One thing that Wyly believes will be different with Useless is the ability to connect to multiple exchanges offering all sorts of cryptocurrencies. Instead of being able to buy what’s available for trading on Coinbase, users would be able to connect to different decentralized exchanges to buy whatever they want. That can be a very profitable endeavor for some, but also a very dangerous game. The crypto world can be full of rug pulls, scams, and risky investments. Giving people full access to those may sound like it could open up a can of worms.

“I’m more of the opinion and the philosophy that having access to something trumps being the gatekeeper for it,” Wyly says. 
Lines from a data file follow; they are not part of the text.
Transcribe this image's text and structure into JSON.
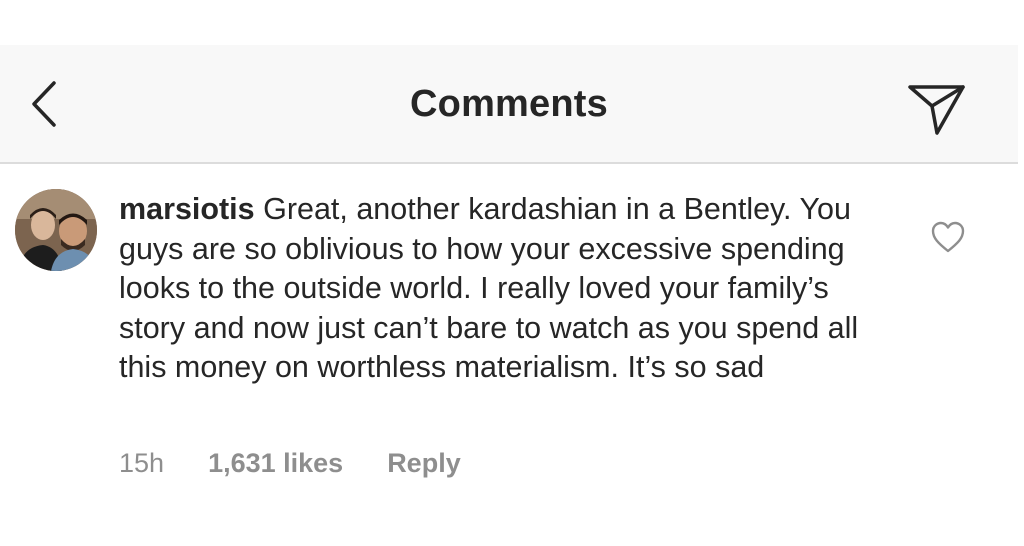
{
  "header": {
    "title": "Comments",
    "back_icon": "chevron-left-icon",
    "share_icon": "paper-plane-icon"
  },
  "comment": {
    "username": "marsiotis",
    "text": " Great, another kardashian in a Bentley. You guys are so oblivious to how your excessive spending looks to the outside world. I really loved your family’s story and now just can’t bare to watch as you spend all this money on worthless materialism. It’s so sad",
    "time": "15h",
    "likes": "1,631 likes",
    "reply_label": "Reply",
    "like_icon": "heart-outline-icon"
  },
  "colors": {
    "header_bg": "#f8f8f8",
    "text": "#262626",
    "muted": "#8e8e8e"
  }
}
One way that he thinks that rug pulls can be avoided is through a ranking list in the app. Tokens listed in the rankings would have gone through “preliminary vetting” by the Useless team to make sure “they’re not an obvious scam,” Wyly says. 

They can’t tell people what to buy and not to buy, but there can be educational opportunities while allowing people full access, he says. Coinbase and Binance, for example, don’t allow the purchase of SafeMoon right now. When he was first looking into it, Wyly says it took him “days’ to be able to purchase SafeMoon. 
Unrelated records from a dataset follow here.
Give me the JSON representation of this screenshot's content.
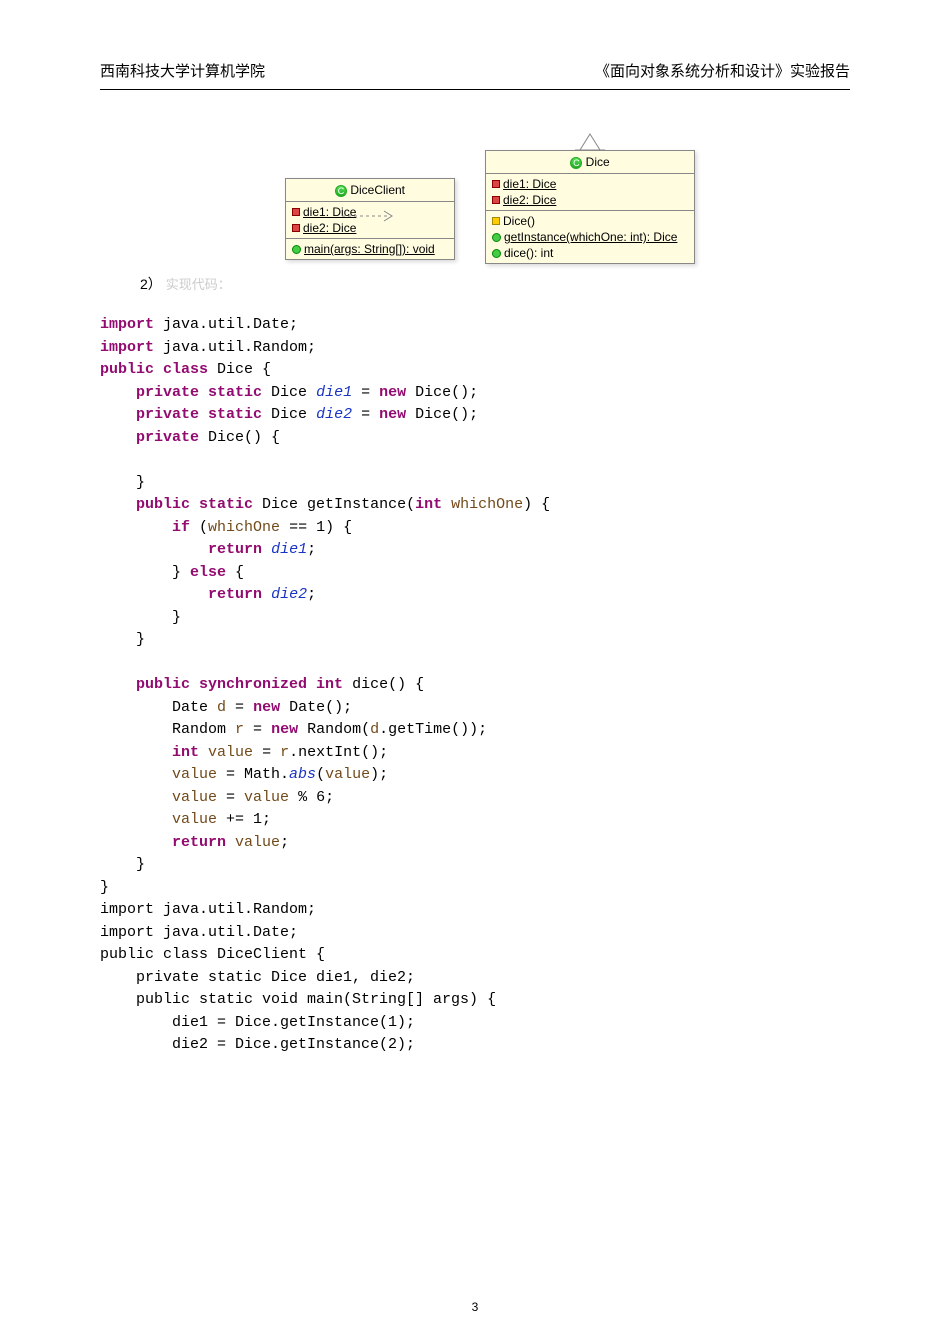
{
  "header": {
    "left": "西南科技大学计算机学院",
    "right": "《面向对象系统分析和设计》实验报告"
  },
  "uml": {
    "client": {
      "title": "DiceClient",
      "fields": [
        "die1: Dice",
        "die2: Dice"
      ],
      "methods": [
        "main(args: String[]): void"
      ]
    },
    "dice": {
      "title": "Dice",
      "fields": [
        "die1: Dice",
        "die2: Dice"
      ],
      "methods": [
        "Dice()",
        "getInstance(whichOne: int): Dice",
        "dice(): int"
      ]
    }
  },
  "section_label": "2）",
  "section_faded": "实现代码：",
  "page": "3",
  "chart_data": {
    "type": "table",
    "title": "UML class diagram",
    "classes": [
      {
        "name": "DiceClient",
        "attributes": [
          "die1: Dice",
          "die2: Dice"
        ],
        "operations": [
          "main(args: String[]): void"
        ]
      },
      {
        "name": "Dice",
        "attributes": [
          "die1: Dice",
          "die2: Dice"
        ],
        "operations": [
          "Dice()",
          "getInstance(whichOne: int): Dice",
          "dice(): int"
        ]
      }
    ],
    "relations": [
      {
        "from": "DiceClient",
        "to": "Dice",
        "type": "dependency"
      }
    ]
  },
  "code": {
    "lines": [
      {
        "t": "kw",
        "s": "import"
      },
      {
        "t": "p",
        "s": " java.util.Date;"
      },
      {
        "t": "nl"
      },
      {
        "t": "kw",
        "s": "import"
      },
      {
        "t": "p",
        "s": " java.util.Random;"
      },
      {
        "t": "nl"
      },
      {
        "t": "kw",
        "s": "public class"
      },
      {
        "t": "p",
        "s": " Dice {"
      },
      {
        "t": "nl"
      },
      {
        "t": "p",
        "s": "    "
      },
      {
        "t": "kw",
        "s": "private static"
      },
      {
        "t": "p",
        "s": " Dice "
      },
      {
        "t": "fld",
        "s": "die1"
      },
      {
        "t": "p",
        "s": " = "
      },
      {
        "t": "kw",
        "s": "new"
      },
      {
        "t": "p",
        "s": " Dice();"
      },
      {
        "t": "nl"
      },
      {
        "t": "p",
        "s": "    "
      },
      {
        "t": "kw",
        "s": "private static"
      },
      {
        "t": "p",
        "s": " Dice "
      },
      {
        "t": "fld",
        "s": "die2"
      },
      {
        "t": "p",
        "s": " = "
      },
      {
        "t": "kw",
        "s": "new"
      },
      {
        "t": "p",
        "s": " Dice();"
      },
      {
        "t": "nl"
      },
      {
        "t": "p",
        "s": "    "
      },
      {
        "t": "kw",
        "s": "private"
      },
      {
        "t": "p",
        "s": " Dice() {"
      },
      {
        "t": "nl"
      },
      {
        "t": "nl"
      },
      {
        "t": "p",
        "s": "    }"
      },
      {
        "t": "nl"
      },
      {
        "t": "p",
        "s": "    "
      },
      {
        "t": "kw",
        "s": "public static"
      },
      {
        "t": "p",
        "s": " Dice getInstance("
      },
      {
        "t": "kw",
        "s": "int"
      },
      {
        "t": "p",
        "s": " "
      },
      {
        "t": "var",
        "s": "whichOne"
      },
      {
        "t": "p",
        "s": ") {"
      },
      {
        "t": "nl"
      },
      {
        "t": "p",
        "s": "        "
      },
      {
        "t": "kw",
        "s": "if"
      },
      {
        "t": "p",
        "s": " ("
      },
      {
        "t": "var",
        "s": "whichOne"
      },
      {
        "t": "p",
        "s": " == 1) {"
      },
      {
        "t": "nl"
      },
      {
        "t": "p",
        "s": "            "
      },
      {
        "t": "kw",
        "s": "return"
      },
      {
        "t": "p",
        "s": " "
      },
      {
        "t": "fld",
        "s": "die1"
      },
      {
        "t": "p",
        "s": ";"
      },
      {
        "t": "nl"
      },
      {
        "t": "p",
        "s": "        } "
      },
      {
        "t": "kw",
        "s": "else"
      },
      {
        "t": "p",
        "s": " {"
      },
      {
        "t": "nl"
      },
      {
        "t": "p",
        "s": "            "
      },
      {
        "t": "kw",
        "s": "return"
      },
      {
        "t": "p",
        "s": " "
      },
      {
        "t": "fld",
        "s": "die2"
      },
      {
        "t": "p",
        "s": ";"
      },
      {
        "t": "nl"
      },
      {
        "t": "p",
        "s": "        }"
      },
      {
        "t": "nl"
      },
      {
        "t": "p",
        "s": "    }"
      },
      {
        "t": "nl"
      },
      {
        "t": "nl"
      },
      {
        "t": "p",
        "s": "    "
      },
      {
        "t": "kw",
        "s": "public synchronized int"
      },
      {
        "t": "p",
        "s": " dice() {"
      },
      {
        "t": "nl"
      },
      {
        "t": "p",
        "s": "        Date "
      },
      {
        "t": "var",
        "s": "d"
      },
      {
        "t": "p",
        "s": " = "
      },
      {
        "t": "kw",
        "s": "new"
      },
      {
        "t": "p",
        "s": " Date();"
      },
      {
        "t": "nl"
      },
      {
        "t": "p",
        "s": "        Random "
      },
      {
        "t": "var",
        "s": "r"
      },
      {
        "t": "p",
        "s": " = "
      },
      {
        "t": "kw",
        "s": "new"
      },
      {
        "t": "p",
        "s": " Random("
      },
      {
        "t": "var",
        "s": "d"
      },
      {
        "t": "p",
        "s": ".getTime());"
      },
      {
        "t": "nl"
      },
      {
        "t": "p",
        "s": "        "
      },
      {
        "t": "kw",
        "s": "int"
      },
      {
        "t": "p",
        "s": " "
      },
      {
        "t": "var",
        "s": "value"
      },
      {
        "t": "p",
        "s": " = "
      },
      {
        "t": "var",
        "s": "r"
      },
      {
        "t": "p",
        "s": ".nextInt();"
      },
      {
        "t": "nl"
      },
      {
        "t": "p",
        "s": "        "
      },
      {
        "t": "var",
        "s": "value"
      },
      {
        "t": "p",
        "s": " = Math."
      },
      {
        "t": "fld",
        "s": "abs"
      },
      {
        "t": "p",
        "s": "("
      },
      {
        "t": "var",
        "s": "value"
      },
      {
        "t": "p",
        "s": ");"
      },
      {
        "t": "nl"
      },
      {
        "t": "p",
        "s": "        "
      },
      {
        "t": "var",
        "s": "value"
      },
      {
        "t": "p",
        "s": " = "
      },
      {
        "t": "var",
        "s": "value"
      },
      {
        "t": "p",
        "s": " % 6;"
      },
      {
        "t": "nl"
      },
      {
        "t": "p",
        "s": "        "
      },
      {
        "t": "var",
        "s": "value"
      },
      {
        "t": "p",
        "s": " += 1;"
      },
      {
        "t": "nl"
      },
      {
        "t": "p",
        "s": "        "
      },
      {
        "t": "kw",
        "s": "return"
      },
      {
        "t": "p",
        "s": " "
      },
      {
        "t": "var",
        "s": "value"
      },
      {
        "t": "p",
        "s": ";"
      },
      {
        "t": "nl"
      },
      {
        "t": "p",
        "s": "    }"
      },
      {
        "t": "nl"
      },
      {
        "t": "p",
        "s": "}"
      },
      {
        "t": "nl"
      },
      {
        "t": "p",
        "s": "import java.util.Random;"
      },
      {
        "t": "nl"
      },
      {
        "t": "p",
        "s": "import java.util.Date;"
      },
      {
        "t": "nl"
      },
      {
        "t": "p",
        "s": "public class DiceClient {"
      },
      {
        "t": "nl"
      },
      {
        "t": "p",
        "s": "    private static Dice die1, die2;"
      },
      {
        "t": "nl"
      },
      {
        "t": "p",
        "s": "    public static void main(String[] args) {"
      },
      {
        "t": "nl"
      },
      {
        "t": "p",
        "s": "        die1 = Dice.getInstance(1);"
      },
      {
        "t": "nl"
      },
      {
        "t": "p",
        "s": "        die2 = Dice.getInstance(2);"
      },
      {
        "t": "nl"
      }
    ]
  }
}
Trust is important in a crypto exchange. Wyly says he hopes to earn trust with a fully doxxed team, the creation of an LLC, and things like frequent transparency reports. “I don’t think people should ever just trust us. I think that’s a very scary precedent to set,” he says. “I think you need to set up the system and the processes to be trustworthy, and that’s what we’re trying to do.”
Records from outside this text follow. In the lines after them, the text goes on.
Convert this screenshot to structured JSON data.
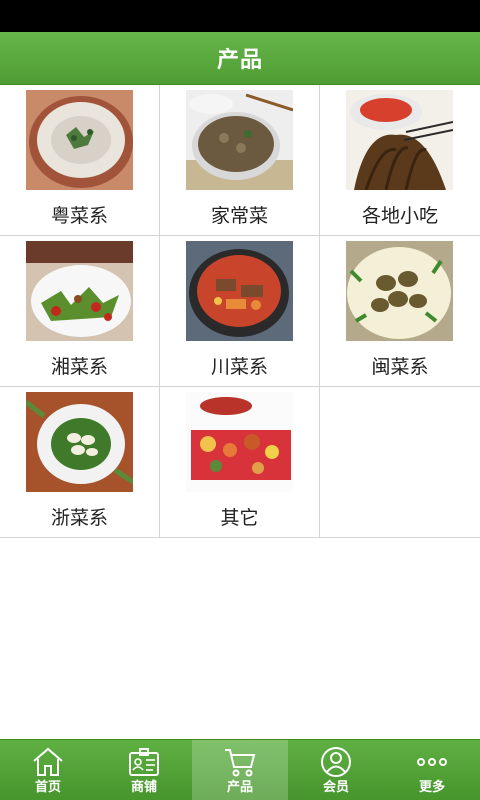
{
  "header": {
    "title": "产品"
  },
  "products": [
    {
      "label": "粤菜系",
      "image": "cantonese-dish-photo"
    },
    {
      "label": "家常菜",
      "image": "home-style-dish-photo"
    },
    {
      "label": "各地小吃",
      "image": "local-snacks-photo"
    },
    {
      "label": "湘菜系",
      "image": "hunan-dish-photo"
    },
    {
      "label": "川菜系",
      "image": "sichuan-dish-photo"
    },
    {
      "label": "闽菜系",
      "image": "fujian-dish-photo"
    },
    {
      "label": "浙菜系",
      "image": "zhejiang-dish-photo"
    },
    {
      "label": "其它",
      "image": "other-dishes-photo"
    }
  ],
  "tabbar": {
    "items": [
      {
        "label": "首页",
        "icon": "home-icon"
      },
      {
        "label": "商铺",
        "icon": "shop-card-icon"
      },
      {
        "label": "产品",
        "icon": "cart-icon",
        "active": true
      },
      {
        "label": "会员",
        "icon": "member-icon"
      },
      {
        "label": "更多",
        "icon": "more-icon"
      }
    ]
  },
  "colors": {
    "header_green": "#5aab3e",
    "tabbar_green": "#4e9c33",
    "divider": "#d5d5d5"
  }
}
Some look at cryptocurrency as an investment, a store of money, or just something to gamble on. Wyly wants to increase accessibility to different coins, but he also hopes people will look at cryptocurrency for its future utility more than its get-rich-quick opportunities. “Our goal is to increase accessibility into the space and to do it in a way that tempers perhaps some of the scams and rug pulls out there,” he says. “But at the same time, we’re solving a real problem.”

Wyly is among those who believe that everything from books, movies, and music to car titles and registrations can be decentralized on the blockchain. Crypto can change society the same way that smartphones and the internet have changed society in the past 20 years, he says.

”People are focusing so much on price action versus the actual innovation and decentralized finance,” Wyly says. “This is going to change the world. It feels like the internet in like 1995.”